The revived False Claims expansion bill in California, A.B. 2570, is on the agenda to be heard by the Assembly Judiciary Committee on May 11 at 10:00 am PDT. The proposal would authorize tax-based false claims actions, allowing private, profit-motivated parties to bring punitive civil enforcement lawsuits—an abusive practice that is prohibited under current law consistent with the vast majority of other states with similar laws. A nearly identical bill sputtered out last summer but has now been revived, as our colleagues covered in February:

AB 2570 is replete with problematic provisions, including: (1) the imposition of a separate statute of limitations that will arguably trump any shorter limitations periods imposed by the Revenue & Taxation Code (See Cal. Gov’t Code § 12654(a) which permits claims under the CFCA to be pursued for up to 10 years after the date the violation was committed, compared to standard three or four years for tax audits); (2) a more lenient burden of proof for elements of an alleged violation; and, (3) extremely punitive damages—violators are subject to treble damages (i.e., three times the amount of the underreported tax, interest and penalties), an additional civil penalty of $5,500 to $11,000 for each violation, plus the costs of the civil action to recover the damages and penalties including attorney’s fees.

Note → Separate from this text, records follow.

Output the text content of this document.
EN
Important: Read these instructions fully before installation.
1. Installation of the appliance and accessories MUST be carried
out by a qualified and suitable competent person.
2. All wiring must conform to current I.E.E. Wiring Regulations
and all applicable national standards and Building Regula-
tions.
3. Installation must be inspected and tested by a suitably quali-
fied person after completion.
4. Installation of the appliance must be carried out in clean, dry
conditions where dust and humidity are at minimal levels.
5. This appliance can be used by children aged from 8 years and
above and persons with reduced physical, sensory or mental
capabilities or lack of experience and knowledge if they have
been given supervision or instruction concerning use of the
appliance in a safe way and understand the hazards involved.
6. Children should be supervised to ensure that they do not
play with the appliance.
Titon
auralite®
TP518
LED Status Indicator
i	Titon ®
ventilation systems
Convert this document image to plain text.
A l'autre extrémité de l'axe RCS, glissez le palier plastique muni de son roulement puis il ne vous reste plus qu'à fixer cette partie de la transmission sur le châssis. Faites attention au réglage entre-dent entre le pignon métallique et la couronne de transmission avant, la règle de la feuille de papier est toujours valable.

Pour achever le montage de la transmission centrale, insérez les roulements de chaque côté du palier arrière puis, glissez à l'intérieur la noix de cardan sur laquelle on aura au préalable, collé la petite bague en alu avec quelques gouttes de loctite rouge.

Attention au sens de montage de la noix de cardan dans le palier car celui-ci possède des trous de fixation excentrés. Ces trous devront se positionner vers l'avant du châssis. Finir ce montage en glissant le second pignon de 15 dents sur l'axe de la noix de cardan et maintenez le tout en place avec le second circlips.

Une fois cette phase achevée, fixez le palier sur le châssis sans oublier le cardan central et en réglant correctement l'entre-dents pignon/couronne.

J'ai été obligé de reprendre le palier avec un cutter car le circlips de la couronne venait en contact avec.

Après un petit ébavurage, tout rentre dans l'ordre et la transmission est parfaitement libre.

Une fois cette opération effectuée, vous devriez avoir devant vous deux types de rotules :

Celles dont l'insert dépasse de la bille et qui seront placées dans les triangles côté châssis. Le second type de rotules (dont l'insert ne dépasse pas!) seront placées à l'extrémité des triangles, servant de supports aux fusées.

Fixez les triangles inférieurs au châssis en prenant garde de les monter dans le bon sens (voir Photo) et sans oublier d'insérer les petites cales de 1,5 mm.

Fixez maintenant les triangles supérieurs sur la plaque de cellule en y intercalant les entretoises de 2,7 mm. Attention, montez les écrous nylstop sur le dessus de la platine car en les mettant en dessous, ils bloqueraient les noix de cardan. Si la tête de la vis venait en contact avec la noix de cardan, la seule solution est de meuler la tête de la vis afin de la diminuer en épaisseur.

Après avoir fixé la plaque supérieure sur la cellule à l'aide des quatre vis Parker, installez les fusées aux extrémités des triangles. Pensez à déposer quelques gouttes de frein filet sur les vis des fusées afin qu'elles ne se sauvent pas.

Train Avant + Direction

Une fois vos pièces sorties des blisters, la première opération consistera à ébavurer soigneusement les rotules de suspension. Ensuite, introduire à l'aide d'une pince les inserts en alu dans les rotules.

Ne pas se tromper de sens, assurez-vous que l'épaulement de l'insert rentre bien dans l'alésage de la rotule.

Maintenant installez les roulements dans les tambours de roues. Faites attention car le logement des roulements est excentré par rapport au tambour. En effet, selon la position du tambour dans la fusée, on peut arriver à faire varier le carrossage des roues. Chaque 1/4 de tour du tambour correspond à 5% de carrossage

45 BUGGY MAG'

Few of these cases will involve internal whistleblowers, actual fraud, or reckless disregard of clear law. Instead, the cases in Illinois (a state that has adopted false claims expansion to tax) usually involve inadvertent errors or good-faith interpretations of murky tax law. With the party bringing the case able to keep up to 50% of the proceeds, the only winners in the proposal is the cottage industry of money hungry plaintiffs’ attorneys that will descend and harass good-faith taxpayers in an effort to pad their own pockets.